POACHER TURNED GAMEKEEPER?

Meanwhile, Mr McCartney was himself accused of acting as a “jailer” in regard to another internee, Martin Corey, who was briefly allowed out of Maghaberry prison to attend his brother’s funeral last week.

McCartney and another senior Sinn Fein figure, John O’Dowd, accompanied the prisoner last Thursday morning as a condition of his compassionate parole, which was only granted at the last moment.

Republican Sinn Fein has expressed anger that a prisoner aligned with their organisation had been escorted by their Sinn Fein rivals.

In a statement, the group said republicans had always honoured their word in regards to compassionate leave “and to suggest otherwise is insulting”.

“At 11.45am, 15 minutes before the funeral Mass was scheduled to begin, Martin’s solicitor was informed that leave had been granted on the condition that two British Ministers belonging to the Provisionals escort him.

“One other independent person was also to accompany Martin.
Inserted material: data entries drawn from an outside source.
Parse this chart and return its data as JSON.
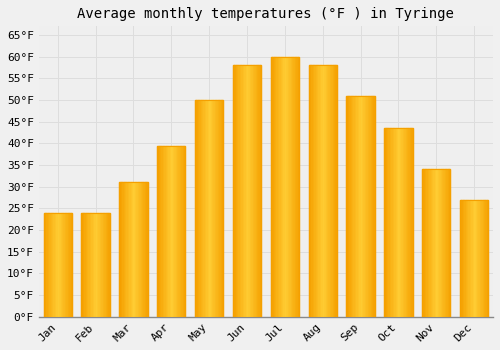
{
  "title": "Average monthly temperatures (°F ) in Tyringe",
  "months": [
    "Jan",
    "Feb",
    "Mar",
    "Apr",
    "May",
    "Jun",
    "Jul",
    "Aug",
    "Sep",
    "Oct",
    "Nov",
    "Dec"
  ],
  "values": [
    24.0,
    24.0,
    31.0,
    39.5,
    50.0,
    58.0,
    60.0,
    58.0,
    51.0,
    43.5,
    34.0,
    27.0
  ],
  "bar_color_center": "#FFCC33",
  "bar_color_edge": "#F5A000",
  "background_color": "#F0F0F0",
  "plot_bg_color": "#EFEFEF",
  "grid_color": "#DDDDDD",
  "ylim": [
    0,
    67
  ],
  "yticks": [
    0,
    5,
    10,
    15,
    20,
    25,
    30,
    35,
    40,
    45,
    50,
    55,
    60,
    65
  ],
  "title_fontsize": 10,
  "tick_fontsize": 8,
  "tick_font_family": "monospace",
  "bar_width": 0.75
}
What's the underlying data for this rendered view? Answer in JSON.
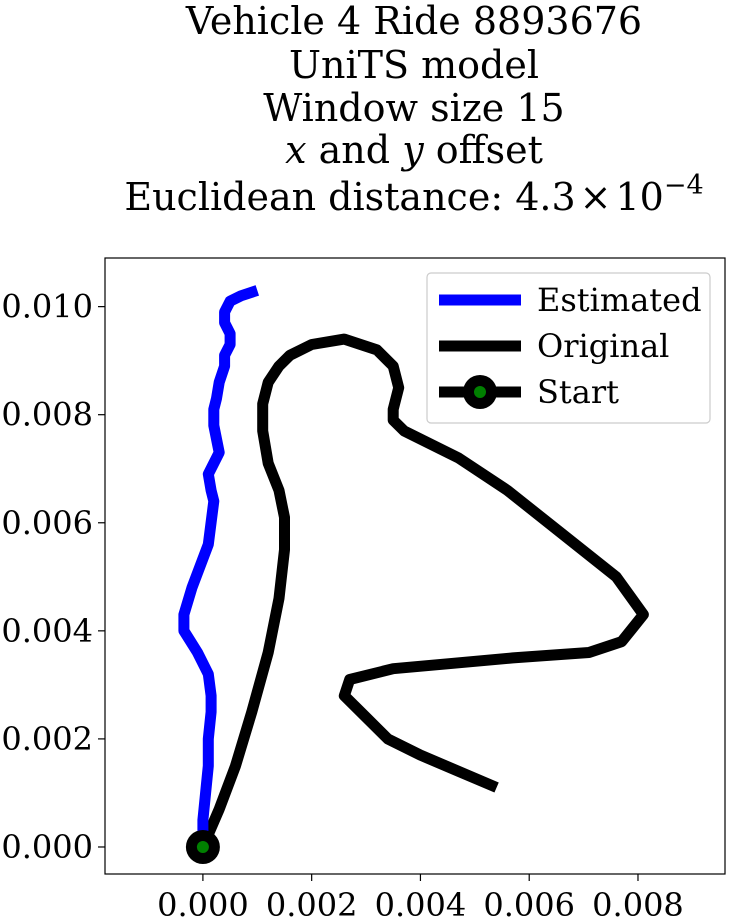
{
  "chart_data": {
    "type": "line",
    "title": "Vehicle 4 Ride 8893676",
    "title_lines": [
      "Vehicle 4 Ride 8893676",
      "UniTS model",
      "Window size 15"
    ],
    "title_offset_line": {
      "x_var": "x",
      "and_word": " and ",
      "y_var": "y",
      "suffix": " offset"
    },
    "title_distance_line": {
      "prefix": "Euclidean distance: ",
      "mantissa": "4.3",
      "times": "×",
      "base": "10",
      "exponent": "−4"
    },
    "xlabel": "",
    "ylabel": "",
    "xlim": [
      -0.0018,
      0.0096
    ],
    "ylim": [
      -0.0005,
      0.0109
    ],
    "x_ticks": [
      0.0,
      0.002,
      0.004,
      0.006,
      0.008
    ],
    "x_tick_labels": [
      "0.000",
      "0.002",
      "0.004",
      "0.006",
      "0.008"
    ],
    "y_ticks": [
      0.0,
      0.002,
      0.004,
      0.006,
      0.008,
      0.01
    ],
    "y_tick_labels": [
      "0.000",
      "0.002",
      "0.004",
      "0.006",
      "0.008",
      "0.010"
    ],
    "grid": false,
    "legend_position": "top-right",
    "series": [
      {
        "name": "Estimated",
        "color": "#0000ff",
        "x": [
          0.0,
          0.0,
          5e-05,
          0.0001,
          0.0001,
          0.00015,
          0.00015,
          0.0001,
          -0.0001,
          -0.00035,
          -0.00035,
          -0.0002,
          0.0001,
          0.0002,
          0.00015,
          0.0001,
          0.0003,
          0.0002,
          0.0002,
          0.00025,
          0.0003,
          0.0004,
          0.0004,
          0.0005,
          0.0005,
          0.0004,
          0.0004,
          0.0005,
          0.0007,
          0.001
        ],
        "y": [
          0.0,
          0.0005,
          0.001,
          0.0015,
          0.002,
          0.0025,
          0.0028,
          0.0032,
          0.0036,
          0.004,
          0.0043,
          0.0048,
          0.0056,
          0.0064,
          0.0066,
          0.0069,
          0.0073,
          0.0078,
          0.0081,
          0.0083,
          0.0086,
          0.0089,
          0.0091,
          0.0093,
          0.0095,
          0.0097,
          0.0099,
          0.0101,
          0.0102,
          0.0103
        ]
      },
      {
        "name": "Original",
        "color": "#000000",
        "x": [
          0.0,
          0.0003,
          0.0006,
          0.0009,
          0.0012,
          0.0014,
          0.0015,
          0.0015,
          0.0014,
          0.0012,
          0.0011,
          0.0011,
          0.0012,
          0.0014,
          0.0016,
          0.002,
          0.0026,
          0.0032,
          0.0035,
          0.0036,
          0.0035,
          0.0035,
          0.0037,
          0.0047,
          0.0056,
          0.0066,
          0.0076,
          0.0081,
          0.0077,
          0.0071,
          0.0057,
          0.0046,
          0.0035,
          0.0027,
          0.0026,
          0.003,
          0.0034,
          0.004,
          0.0047,
          0.0054
        ],
        "y": [
          0.0,
          0.0007,
          0.0015,
          0.0025,
          0.0036,
          0.0046,
          0.0055,
          0.0061,
          0.0066,
          0.0071,
          0.0077,
          0.0082,
          0.0086,
          0.0089,
          0.0091,
          0.0093,
          0.0094,
          0.0092,
          0.0089,
          0.0085,
          0.0081,
          0.0079,
          0.0077,
          0.0072,
          0.0066,
          0.0058,
          0.005,
          0.0043,
          0.0038,
          0.0036,
          0.0035,
          0.0034,
          0.0033,
          0.0031,
          0.0028,
          0.0024,
          0.002,
          0.0017,
          0.0014,
          0.0011
        ]
      }
    ],
    "start": {
      "name": "Start",
      "x": 0.0,
      "y": 0.0,
      "outer_color": "#000000",
      "inner_color": "#008000"
    },
    "legend": [
      {
        "label": "Estimated",
        "color": "#0000ff",
        "marker": false
      },
      {
        "label": "Original",
        "color": "#000000",
        "marker": false
      },
      {
        "label": "Start",
        "color": "#000000",
        "marker": true,
        "marker_color": "#008000"
      }
    ]
  }
}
Martin was not allowed out of the Chapel grounds, even for the burial and had to be back in Maghaberry for 3pm.

“The escort by Provisional Crown Ministers is a classic case of poacher turned gamekeeper. The sight of O’Dowd and McCartney - ex-Republicans - performing the duties of the prison service shows them to be hollow shells of their former selves, something which was not lost on the community they claim to represent.”